Look at Topic #2, we got plenty character names. Seems reasonable to say that the main characters are Mr Lorry, Defarge, Carton, Miss Darnay, and Pross.

### Spliting by paragraph

In [52]:
text_path = 'TaleOfTwoCities.txt'
full_text = open(text_path, 'r').read()
full_text = re.split( '\r\n\r\n', full_text )
len(full_text)

3452

In [60]:
tf = tf_vectorizer.fit_transform(full_text)
lda = LatentDirichletAllocation(n_components=n_components, max_iter=5,
                                learning_method='online',
                                learning_offset=50.,
                                random_state=0)

lda.fit(tf)
tf_feature_names = tf_vectorizer.get_feature_names()
print_top_words(lda, tf_feature_names, n_top_words)

Topic #0: shall jerry said young sir way hear morrow come voice
Topic #1: time say mr long dear day lucie doctor lorry manette
Topic #2: gutenberg project work tm prison works looked saint electronic foundation
Topic #3: death moment tell believe hour usual case prisoner distance knew
Topic #4: hand eyes old face like look looked man looking passed
Topic #5: little monseigneur went like people came great night did house
Topic #6: charles darnay yes good brother citizen english life doctor french
Topic #7: said mr lorry miss carton pross man head face looked
Topic #8: know think told business wife mother ask evremonde child poor
Topic #9: defarge madame wine monsieur jacques shop door man vengeance little
()


In [61]:
tfidf_vectorizer = TfidfVectorizer(max_df=0.95, min_df=2,
                                   max_features=n_features,
                                   stop_words='english')
tfidf = tfidf_vectorizer.fit_transform(full_text)
lda.fit(tfidf)
tfidf_feature_names = tfidf_vectorizer.get_feature_names()
print_top_words(lda, tfidf_feature_names, n_top_words)

Topic #0: said mr defarge doctor madame man hand time lorry manette
Topic #1: said mr know say lorry don asked good miss pross
Topic #2: roads mender looked hand village said voice man began little
Topic #3: citizen believe remember tell ago tower la north force law
Topic #4: jerry president mail buried accused shadow everybody drank fell bell
Topic #5: gabelle recall pretty hear roar town guard desire worst does
Topic #6: gutenberg project tm work works citizeness electronic use foundation org
Topic #7: yes sir think moment papers truly paper written passenger handed
Topic #8: hope father husband start woman true silence footsteps dear head
Topic #9: monseigneur charles england brother hurry ghost court world begin arrived
()


#### Review 

By looking at some of the recurrent works in our 4 results we identify what seem to be important characters, themes, and symbols.

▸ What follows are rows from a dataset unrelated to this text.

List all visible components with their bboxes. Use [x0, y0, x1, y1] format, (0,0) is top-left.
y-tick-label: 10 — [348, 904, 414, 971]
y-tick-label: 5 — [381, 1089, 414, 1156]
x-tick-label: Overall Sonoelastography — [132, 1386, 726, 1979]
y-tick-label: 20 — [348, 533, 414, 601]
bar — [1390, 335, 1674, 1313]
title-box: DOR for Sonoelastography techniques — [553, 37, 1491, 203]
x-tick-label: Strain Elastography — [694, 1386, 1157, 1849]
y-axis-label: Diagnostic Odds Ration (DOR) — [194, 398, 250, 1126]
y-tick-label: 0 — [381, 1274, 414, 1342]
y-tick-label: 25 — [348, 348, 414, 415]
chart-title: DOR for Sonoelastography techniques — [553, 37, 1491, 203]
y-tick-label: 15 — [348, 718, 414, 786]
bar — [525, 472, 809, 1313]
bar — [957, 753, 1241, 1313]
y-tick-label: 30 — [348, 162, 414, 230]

When we used each chapter as a document, each individual "topic" doesn't really seem sufficiently different from the others. We'll make an educated guess from this, and say that the topics explored in each chapter are farly similar. Time for our review:

"A Tale of Two Cities" by Charles Dickens depicts the story of Mr. Lorry, Defarge, Miss Darnay and Pross. Following these characters, the novel explores the passage of time in France and England. Family is a recurrent theme, and ideas such as brotherhood and fatherhood are explored through Mr. Lorry's relationships with other characters. Ultimately, this is a love story, even if the characters tend to find themselves threatened by darkness, imprisonment, and death. Dickens does a good job at using symbols such as wine, the streets, bureaucracy and wealth in order to better convey the story. A criticism that can be done is there is little thematic variation across the chapters. Hence, while the plot progresses, the ideas that Dickens explores remain fairly constant, which allows for consistency but ultimately prevents individual chapters from being memorable." 


I actually read the book a couple years ago in literature class in high school. My teacher would definetly not be impressed with this "review". Something unsettling is that, just by looking at the topics extracted from our method, we would have no clue about the importance of the French revolution in the novel. We wouldn't even know for sure which are the two cities from the title! (Although we know things happen in France and England, so Paris and London would have been the clear bet). Anyway, this is not that bad for such a naive method.